Critics of the IMF and the World Bank say the international financial institutions are dominated by the United States and Europe and do too little to fund projects in developing nations. Top economic officials from around the world are set to gather in Washington in mid-April for talks on reforming the global lenders and other issues.
Professor Bessma Momani, of the Center for International Governance Innovation, says efforts to give more voting power to emerging nations in the IMF and the World Bank have been under discussion for several years, but are not yet complete.
"Ultimately, if we are going to have legitimacy of these organizations, if we are going to have future funding, contribution and buy-in by the wealthiest countries, which will continue to be emerging market economies, we need to see this kind of reform take place," said Momani.
IMF officials say they have made "good progress" in governance reforms and are watching efforts by Brazil, Russia, India, China, and South Africa to establish their own development bank "with great interest."
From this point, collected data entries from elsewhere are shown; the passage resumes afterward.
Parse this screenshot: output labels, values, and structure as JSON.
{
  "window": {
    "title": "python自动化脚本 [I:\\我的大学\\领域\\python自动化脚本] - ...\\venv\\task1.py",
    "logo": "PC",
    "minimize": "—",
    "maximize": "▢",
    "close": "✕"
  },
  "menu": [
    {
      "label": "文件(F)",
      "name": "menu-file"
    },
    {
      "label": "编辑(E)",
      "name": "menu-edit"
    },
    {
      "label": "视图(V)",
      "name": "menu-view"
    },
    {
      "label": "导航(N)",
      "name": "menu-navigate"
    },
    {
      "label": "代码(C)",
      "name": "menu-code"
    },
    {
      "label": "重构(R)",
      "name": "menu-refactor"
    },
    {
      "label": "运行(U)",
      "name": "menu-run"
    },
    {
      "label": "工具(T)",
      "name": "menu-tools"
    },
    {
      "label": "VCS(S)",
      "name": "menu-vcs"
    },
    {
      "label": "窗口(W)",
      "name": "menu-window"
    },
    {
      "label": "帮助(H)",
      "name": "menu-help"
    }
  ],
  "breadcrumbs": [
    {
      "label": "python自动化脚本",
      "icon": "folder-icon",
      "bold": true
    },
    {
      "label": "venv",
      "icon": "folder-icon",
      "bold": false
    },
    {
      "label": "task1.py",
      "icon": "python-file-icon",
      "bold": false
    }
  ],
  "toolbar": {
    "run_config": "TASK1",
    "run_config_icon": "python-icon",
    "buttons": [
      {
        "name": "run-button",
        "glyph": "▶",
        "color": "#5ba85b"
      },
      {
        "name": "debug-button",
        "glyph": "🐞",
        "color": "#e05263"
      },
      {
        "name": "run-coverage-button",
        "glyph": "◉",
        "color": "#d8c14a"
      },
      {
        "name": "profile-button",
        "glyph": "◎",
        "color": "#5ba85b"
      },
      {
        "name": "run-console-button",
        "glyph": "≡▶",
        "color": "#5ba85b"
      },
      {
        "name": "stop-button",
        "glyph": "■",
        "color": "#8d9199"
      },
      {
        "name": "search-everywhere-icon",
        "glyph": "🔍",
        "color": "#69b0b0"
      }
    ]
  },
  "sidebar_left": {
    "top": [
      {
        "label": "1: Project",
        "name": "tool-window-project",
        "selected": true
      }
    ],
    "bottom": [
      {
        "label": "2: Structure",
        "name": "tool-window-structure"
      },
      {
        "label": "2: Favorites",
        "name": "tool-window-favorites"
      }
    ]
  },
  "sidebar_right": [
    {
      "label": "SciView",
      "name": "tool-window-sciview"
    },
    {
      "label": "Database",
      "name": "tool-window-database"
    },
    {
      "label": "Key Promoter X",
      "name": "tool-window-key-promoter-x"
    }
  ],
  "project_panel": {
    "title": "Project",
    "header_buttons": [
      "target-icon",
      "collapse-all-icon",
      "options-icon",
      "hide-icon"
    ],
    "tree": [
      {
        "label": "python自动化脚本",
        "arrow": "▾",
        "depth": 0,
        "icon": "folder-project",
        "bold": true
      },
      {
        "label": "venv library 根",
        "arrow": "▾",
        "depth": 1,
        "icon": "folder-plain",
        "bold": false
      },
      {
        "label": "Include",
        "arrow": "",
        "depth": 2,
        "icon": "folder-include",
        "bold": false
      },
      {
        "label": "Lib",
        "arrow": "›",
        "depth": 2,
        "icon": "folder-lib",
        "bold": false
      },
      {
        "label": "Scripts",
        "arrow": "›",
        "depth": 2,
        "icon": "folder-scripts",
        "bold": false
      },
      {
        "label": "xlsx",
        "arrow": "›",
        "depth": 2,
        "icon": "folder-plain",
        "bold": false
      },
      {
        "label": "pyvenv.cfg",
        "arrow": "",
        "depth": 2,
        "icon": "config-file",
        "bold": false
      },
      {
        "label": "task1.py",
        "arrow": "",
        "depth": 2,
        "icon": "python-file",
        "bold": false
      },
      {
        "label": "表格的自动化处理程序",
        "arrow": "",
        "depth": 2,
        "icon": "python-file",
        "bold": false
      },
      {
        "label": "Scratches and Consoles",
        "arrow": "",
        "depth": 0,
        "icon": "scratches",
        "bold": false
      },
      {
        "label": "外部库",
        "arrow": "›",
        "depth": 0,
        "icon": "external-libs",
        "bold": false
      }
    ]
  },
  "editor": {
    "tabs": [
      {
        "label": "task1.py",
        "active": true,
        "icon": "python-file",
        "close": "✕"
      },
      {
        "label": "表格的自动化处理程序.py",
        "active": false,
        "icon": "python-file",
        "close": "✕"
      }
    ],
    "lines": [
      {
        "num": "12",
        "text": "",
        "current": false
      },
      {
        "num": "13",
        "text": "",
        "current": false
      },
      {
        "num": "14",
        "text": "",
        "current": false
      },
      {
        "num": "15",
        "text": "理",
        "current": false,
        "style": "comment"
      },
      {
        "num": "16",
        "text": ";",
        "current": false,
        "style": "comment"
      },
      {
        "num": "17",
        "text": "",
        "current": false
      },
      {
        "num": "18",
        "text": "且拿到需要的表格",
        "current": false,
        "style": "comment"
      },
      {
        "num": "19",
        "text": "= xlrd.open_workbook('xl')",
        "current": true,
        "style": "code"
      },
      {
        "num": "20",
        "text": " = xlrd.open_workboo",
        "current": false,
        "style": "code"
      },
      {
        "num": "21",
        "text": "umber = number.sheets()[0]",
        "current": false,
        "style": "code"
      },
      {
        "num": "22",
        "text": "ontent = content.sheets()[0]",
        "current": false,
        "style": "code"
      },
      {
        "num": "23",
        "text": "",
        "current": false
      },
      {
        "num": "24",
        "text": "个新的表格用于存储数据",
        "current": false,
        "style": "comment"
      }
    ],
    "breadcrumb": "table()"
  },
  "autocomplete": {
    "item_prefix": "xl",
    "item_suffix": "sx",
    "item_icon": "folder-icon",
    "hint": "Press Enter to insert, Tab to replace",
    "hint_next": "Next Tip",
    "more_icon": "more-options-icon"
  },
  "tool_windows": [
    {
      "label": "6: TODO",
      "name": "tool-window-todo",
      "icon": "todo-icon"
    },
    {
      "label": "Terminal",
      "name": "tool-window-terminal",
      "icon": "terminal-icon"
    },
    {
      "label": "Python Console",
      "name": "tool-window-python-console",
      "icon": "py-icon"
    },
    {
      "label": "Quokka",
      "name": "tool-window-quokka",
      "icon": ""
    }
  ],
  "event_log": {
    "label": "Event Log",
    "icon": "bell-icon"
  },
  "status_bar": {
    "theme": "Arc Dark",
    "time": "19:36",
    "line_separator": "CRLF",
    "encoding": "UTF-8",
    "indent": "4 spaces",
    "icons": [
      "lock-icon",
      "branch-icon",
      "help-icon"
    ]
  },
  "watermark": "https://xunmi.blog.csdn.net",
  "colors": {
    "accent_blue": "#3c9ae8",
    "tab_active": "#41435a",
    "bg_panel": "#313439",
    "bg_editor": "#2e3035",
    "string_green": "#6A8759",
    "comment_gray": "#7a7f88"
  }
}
Momani says giving BRICS nations and other emerging economies more say in international finance could bring the institutions larger contributions from members with fast-growing economies.
"Much of the emerging market economies would like to contribute more finances to the fund and they have the capital surplus in their coffers, 1046 they are willing, but at the same time they say they are not willing to contribute to an IMF that does not give us more power," she said.
The World Bank is a lender focused on reducing poverty around the world, and the IMF is an organization of 188 member nations working to foster trade, stability, economic growth and employment around the world.